Отойдя от мамы, он неспешно прогуливался по церкви. Вечерняя служба уже закончилась, народу было немного, и он уже без особого удивления отмечал, что вот эту икону он видел, а вон там должна быть такая-то икона — и она там и правда оказывалась. Тут его внимание привлек образ, с которым, как ему показалось, у него были связаны особо яркие впечатления. Впрочем, он не мог припомнить конкретных событий, он только знал, что к ним какое-то отношение имела Аня. Икона эта, как он сразу же вспомнил, называлась «Сошествие во ад», и Андрей с интересом начал вглядываться в известный евангельский сюжет, хотя, почему именно этот сюжет привлек его внимание, он сам не мог понять. Неожиданно ему показалось, что здесь что-то не так, хотя он точно знал, что не двигал свою точку сборки, смещение которой приводило к изменению восприятия мира. Тут он увидел, что фигура Христа, спускающегося в преисподнюю внутри золотого эллипса, исчезла, а вместо нее возникла словно бы фотографическая карточка десятилетнего мальчика. Это был он сам, в ковбойке и шортиках, а вместо лукавого коричневого беса появилась темная фигура монаха с глухо опущенным на самое лицо капюшоном и с медальоном в виде железного куба поверх черного плаща до земли.
Дальше все произошло очень быстро: эллипс с копией Андрея и монах ожили на иконе, словно мультяшка, эллипс опустился вниз, к самому основанию росписи, черный монах подошел к нему, почтительно поклонился, а затем открыл невидимую раньше дверцу в эллипсе (в объеме он выглядел как золотое, но прозрачное яйцо на подставке из трех лучей). Оживший мальчик вышел наружу, с любопытством оглядываясь, а зловещий монах снял с себя медальон и одел на шею миниатюрному двойнику Андрея. В следующий момент что-то на поверхности иконы вспыхнуло, и оживший фрагмент сюжета исчез, оставив после себя прежнее изображение.

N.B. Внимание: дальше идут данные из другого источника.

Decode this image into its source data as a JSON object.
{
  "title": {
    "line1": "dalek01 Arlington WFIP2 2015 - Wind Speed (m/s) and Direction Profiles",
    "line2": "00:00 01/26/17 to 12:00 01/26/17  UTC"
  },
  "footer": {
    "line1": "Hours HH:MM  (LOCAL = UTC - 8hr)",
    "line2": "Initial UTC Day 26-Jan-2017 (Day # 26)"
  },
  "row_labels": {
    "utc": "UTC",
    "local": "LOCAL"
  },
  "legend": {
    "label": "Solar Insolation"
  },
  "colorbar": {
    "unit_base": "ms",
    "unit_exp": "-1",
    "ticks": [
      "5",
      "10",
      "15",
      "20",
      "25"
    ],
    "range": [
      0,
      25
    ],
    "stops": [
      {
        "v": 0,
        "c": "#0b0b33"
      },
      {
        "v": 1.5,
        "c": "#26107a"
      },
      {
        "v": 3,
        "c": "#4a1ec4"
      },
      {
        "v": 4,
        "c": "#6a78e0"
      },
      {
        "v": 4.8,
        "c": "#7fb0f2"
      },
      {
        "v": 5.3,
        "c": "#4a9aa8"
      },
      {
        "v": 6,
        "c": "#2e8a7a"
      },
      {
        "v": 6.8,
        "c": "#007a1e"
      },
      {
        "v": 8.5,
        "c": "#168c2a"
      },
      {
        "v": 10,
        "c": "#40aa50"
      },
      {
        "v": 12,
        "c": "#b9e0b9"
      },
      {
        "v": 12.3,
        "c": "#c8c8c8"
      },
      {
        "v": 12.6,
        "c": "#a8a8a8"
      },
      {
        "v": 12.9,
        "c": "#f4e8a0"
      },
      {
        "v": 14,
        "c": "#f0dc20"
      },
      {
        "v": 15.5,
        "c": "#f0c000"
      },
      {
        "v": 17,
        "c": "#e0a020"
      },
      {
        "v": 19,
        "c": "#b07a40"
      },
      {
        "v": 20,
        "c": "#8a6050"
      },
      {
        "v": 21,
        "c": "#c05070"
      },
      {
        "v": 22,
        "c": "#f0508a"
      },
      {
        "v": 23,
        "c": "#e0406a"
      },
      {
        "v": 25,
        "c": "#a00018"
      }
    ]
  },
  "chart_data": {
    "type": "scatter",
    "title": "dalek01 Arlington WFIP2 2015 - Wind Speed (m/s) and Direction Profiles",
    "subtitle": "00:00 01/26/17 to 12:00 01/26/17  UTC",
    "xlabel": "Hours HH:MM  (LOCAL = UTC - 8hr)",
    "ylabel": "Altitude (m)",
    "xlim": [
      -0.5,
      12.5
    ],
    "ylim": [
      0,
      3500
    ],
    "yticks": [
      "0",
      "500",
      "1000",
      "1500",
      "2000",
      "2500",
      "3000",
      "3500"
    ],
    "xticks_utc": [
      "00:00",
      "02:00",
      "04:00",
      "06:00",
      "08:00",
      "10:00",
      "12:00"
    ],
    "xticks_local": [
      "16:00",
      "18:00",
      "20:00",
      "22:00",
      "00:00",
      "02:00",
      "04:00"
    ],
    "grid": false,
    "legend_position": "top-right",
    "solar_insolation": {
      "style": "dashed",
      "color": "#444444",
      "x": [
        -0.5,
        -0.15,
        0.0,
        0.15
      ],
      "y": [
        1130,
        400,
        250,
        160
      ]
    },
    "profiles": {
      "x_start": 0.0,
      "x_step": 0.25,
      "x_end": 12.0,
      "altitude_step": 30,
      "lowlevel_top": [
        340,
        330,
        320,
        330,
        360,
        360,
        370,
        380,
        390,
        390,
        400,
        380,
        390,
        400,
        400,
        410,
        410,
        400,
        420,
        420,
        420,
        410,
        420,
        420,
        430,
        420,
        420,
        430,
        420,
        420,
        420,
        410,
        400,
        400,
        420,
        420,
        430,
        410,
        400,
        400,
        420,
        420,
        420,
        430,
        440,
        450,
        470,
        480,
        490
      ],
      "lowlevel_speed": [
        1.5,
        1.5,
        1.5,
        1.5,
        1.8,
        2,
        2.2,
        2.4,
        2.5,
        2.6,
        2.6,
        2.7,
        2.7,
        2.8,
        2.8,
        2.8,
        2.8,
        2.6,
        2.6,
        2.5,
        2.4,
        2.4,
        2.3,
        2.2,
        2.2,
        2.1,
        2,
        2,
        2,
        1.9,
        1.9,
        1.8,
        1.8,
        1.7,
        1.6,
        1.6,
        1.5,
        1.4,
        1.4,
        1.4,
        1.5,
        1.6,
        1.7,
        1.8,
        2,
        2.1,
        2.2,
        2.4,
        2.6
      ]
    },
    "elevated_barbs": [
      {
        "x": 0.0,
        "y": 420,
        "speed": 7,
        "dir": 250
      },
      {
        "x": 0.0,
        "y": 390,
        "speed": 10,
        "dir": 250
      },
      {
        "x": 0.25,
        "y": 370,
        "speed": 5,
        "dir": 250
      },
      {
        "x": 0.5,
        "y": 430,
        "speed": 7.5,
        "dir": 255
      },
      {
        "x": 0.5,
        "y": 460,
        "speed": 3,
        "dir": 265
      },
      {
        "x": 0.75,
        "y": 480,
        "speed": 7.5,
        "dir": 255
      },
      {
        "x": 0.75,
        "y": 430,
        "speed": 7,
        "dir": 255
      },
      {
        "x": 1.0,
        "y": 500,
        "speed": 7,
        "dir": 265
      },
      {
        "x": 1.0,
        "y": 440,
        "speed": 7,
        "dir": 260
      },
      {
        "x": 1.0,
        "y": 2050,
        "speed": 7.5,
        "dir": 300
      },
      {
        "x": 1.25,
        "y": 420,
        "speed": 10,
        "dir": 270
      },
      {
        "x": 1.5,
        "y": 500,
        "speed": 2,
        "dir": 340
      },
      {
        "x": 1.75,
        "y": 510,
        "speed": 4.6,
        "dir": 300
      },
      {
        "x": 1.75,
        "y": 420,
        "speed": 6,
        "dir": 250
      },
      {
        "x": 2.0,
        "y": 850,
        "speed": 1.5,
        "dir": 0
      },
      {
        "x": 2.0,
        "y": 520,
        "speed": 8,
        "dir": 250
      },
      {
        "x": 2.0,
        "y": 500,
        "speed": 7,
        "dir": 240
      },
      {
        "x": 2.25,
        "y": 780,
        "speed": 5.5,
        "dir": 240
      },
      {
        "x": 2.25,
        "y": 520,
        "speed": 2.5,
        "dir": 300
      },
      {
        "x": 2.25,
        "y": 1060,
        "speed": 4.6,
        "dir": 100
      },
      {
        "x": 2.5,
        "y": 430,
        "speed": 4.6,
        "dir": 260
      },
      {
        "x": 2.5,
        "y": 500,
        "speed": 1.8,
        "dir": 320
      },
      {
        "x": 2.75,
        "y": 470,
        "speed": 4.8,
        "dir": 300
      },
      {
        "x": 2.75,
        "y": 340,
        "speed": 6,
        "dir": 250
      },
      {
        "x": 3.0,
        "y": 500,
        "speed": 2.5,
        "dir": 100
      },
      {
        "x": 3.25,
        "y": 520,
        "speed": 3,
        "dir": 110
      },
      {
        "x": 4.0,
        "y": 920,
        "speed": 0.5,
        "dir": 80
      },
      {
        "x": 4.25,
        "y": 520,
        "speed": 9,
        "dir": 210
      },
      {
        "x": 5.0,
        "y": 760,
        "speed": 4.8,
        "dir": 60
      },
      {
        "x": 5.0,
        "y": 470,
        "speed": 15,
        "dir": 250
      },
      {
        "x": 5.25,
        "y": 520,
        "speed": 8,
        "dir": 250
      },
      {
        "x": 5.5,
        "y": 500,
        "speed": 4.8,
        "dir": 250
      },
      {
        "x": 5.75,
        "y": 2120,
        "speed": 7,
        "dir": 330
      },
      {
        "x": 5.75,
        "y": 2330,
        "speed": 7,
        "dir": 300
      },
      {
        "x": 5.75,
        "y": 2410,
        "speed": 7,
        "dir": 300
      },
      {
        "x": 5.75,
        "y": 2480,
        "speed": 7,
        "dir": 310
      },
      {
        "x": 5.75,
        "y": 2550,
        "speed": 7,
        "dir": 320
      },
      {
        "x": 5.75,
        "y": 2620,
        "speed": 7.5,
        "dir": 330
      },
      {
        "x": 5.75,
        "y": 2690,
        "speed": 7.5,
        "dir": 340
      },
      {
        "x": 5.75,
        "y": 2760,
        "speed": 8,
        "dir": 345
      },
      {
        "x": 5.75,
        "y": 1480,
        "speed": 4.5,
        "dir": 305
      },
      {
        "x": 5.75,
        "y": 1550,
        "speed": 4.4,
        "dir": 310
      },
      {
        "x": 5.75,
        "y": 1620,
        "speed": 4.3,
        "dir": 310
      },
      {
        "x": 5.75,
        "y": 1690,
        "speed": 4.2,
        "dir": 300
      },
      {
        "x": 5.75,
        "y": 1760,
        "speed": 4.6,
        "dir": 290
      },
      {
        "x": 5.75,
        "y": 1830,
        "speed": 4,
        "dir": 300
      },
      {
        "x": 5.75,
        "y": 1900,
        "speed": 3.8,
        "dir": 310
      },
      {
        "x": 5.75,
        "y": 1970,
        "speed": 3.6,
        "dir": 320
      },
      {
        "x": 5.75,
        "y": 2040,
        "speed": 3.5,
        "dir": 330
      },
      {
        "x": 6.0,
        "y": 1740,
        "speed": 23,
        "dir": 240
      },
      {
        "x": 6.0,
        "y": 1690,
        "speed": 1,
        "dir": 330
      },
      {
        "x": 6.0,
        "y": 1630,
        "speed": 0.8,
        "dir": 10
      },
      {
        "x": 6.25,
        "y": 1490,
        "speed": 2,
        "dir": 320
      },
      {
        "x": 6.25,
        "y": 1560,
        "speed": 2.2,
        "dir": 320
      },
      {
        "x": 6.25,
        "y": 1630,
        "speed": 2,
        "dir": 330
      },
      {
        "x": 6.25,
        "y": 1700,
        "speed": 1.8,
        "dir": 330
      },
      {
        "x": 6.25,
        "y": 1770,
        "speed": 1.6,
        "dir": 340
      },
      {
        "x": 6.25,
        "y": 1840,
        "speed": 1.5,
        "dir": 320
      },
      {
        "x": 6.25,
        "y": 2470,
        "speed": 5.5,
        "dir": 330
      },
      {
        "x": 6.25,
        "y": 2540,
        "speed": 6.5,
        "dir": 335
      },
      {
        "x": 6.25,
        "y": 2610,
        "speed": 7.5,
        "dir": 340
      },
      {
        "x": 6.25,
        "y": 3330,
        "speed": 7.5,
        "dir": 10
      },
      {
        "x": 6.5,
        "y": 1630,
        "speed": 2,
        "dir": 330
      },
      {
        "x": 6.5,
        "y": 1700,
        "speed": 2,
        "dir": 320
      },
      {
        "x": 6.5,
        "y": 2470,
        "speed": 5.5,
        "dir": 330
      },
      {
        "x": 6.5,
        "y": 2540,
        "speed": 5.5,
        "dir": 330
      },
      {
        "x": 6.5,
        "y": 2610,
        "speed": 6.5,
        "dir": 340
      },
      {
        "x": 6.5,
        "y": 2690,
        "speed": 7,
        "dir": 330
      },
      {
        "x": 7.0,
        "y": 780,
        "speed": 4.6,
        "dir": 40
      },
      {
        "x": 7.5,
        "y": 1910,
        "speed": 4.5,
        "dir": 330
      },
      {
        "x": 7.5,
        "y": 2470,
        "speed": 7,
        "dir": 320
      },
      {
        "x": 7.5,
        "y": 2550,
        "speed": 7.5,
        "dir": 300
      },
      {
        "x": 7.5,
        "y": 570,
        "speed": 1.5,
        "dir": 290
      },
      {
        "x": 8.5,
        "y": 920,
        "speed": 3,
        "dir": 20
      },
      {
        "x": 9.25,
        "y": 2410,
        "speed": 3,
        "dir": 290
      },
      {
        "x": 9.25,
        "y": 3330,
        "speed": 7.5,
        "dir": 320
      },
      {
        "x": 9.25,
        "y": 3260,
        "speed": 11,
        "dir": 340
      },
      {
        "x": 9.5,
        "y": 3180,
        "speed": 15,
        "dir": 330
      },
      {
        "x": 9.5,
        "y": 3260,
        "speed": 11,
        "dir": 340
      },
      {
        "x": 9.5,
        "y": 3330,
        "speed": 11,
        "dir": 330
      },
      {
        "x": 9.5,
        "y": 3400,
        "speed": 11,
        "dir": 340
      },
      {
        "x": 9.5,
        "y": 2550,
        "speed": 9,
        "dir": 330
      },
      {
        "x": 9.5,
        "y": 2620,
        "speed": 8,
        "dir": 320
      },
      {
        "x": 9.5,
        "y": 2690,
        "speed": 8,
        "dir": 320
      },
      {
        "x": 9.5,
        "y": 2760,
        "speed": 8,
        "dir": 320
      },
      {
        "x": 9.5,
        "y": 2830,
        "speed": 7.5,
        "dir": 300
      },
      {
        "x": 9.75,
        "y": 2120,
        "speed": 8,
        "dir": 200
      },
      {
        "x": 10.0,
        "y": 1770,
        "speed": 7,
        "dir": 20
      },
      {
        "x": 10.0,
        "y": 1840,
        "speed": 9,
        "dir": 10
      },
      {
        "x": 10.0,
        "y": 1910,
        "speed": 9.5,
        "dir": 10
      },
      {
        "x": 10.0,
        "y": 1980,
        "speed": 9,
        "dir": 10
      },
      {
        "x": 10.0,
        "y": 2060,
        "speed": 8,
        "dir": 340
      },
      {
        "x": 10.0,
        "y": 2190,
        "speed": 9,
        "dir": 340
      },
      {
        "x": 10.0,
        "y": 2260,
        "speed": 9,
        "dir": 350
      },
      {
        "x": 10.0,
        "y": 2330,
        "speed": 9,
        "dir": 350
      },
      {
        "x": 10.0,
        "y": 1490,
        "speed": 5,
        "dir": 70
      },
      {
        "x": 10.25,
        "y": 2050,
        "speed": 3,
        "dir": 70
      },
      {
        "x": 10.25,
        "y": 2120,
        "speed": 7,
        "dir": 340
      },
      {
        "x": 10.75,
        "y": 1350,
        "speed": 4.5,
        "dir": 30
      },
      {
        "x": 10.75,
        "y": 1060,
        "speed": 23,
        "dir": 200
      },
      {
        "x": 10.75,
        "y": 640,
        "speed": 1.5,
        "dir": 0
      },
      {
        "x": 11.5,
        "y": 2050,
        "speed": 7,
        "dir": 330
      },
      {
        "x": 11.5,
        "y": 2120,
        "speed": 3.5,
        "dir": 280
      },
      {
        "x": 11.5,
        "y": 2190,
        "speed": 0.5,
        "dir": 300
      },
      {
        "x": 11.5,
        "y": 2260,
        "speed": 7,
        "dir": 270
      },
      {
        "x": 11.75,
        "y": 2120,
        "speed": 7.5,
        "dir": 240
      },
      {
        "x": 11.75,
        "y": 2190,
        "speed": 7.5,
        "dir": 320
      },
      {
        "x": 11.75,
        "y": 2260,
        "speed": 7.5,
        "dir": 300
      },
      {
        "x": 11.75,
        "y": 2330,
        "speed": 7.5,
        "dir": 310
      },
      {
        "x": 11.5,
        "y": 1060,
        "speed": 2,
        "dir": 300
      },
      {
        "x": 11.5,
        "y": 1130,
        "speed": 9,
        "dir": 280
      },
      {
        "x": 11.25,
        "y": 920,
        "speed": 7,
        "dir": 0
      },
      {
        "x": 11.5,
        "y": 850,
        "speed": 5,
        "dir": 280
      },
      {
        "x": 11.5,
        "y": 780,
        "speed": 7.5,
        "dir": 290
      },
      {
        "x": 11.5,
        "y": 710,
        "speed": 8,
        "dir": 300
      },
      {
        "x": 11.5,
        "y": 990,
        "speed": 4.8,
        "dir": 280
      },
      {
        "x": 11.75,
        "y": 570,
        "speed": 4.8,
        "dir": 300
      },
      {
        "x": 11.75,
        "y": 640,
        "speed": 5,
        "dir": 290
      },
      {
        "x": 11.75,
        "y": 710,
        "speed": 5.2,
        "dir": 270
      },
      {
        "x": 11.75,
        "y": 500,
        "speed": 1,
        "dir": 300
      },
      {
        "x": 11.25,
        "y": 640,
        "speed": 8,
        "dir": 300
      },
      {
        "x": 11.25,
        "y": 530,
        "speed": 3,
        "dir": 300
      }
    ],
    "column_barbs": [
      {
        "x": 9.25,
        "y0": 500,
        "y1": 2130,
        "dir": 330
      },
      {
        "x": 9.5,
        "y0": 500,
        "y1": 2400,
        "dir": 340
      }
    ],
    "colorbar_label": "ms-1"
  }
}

«Так-так, — подумал слегка опешивший Андрей, — еще один двойник объявился! Мне, честно говоря, это начинает уже надоедать. Жил себе, понимаешь, будучи убежден в своей уникальности, в смысле единичности, теперь же выясняется, что всяких там Андреев Даниловых в разных измерениях хоть пруд пруди! Обидно даже. Ладно, не ясно, что мне хотели этим сказать, но сегодня с утра мы и поинтереснее вещи видали. Хотя, этот монах! Он мне почему-то хорошо знаком. Ладно, пойду отсюда, а то что-нибудь опять привидится, надоело уже!»
Андрей подошел к маме и сказал, что все интересное уже посмотрел и вообще устал, и хочет домой. Выходя, он еще раз обернулся и, как ему показалось, столкнулся с тревожным взглядом Богородицы с иконы «Утоли мои печали», которая так же показалась ему странно знакомой. Домой они пришли затемно, Андрей, сославшись на усталость, ушел в свою комнату и тихонечко, чтобы мама не услышала и не заинтересовалась бы, с какой стати он стал закрываться, запер двери на шпингалет.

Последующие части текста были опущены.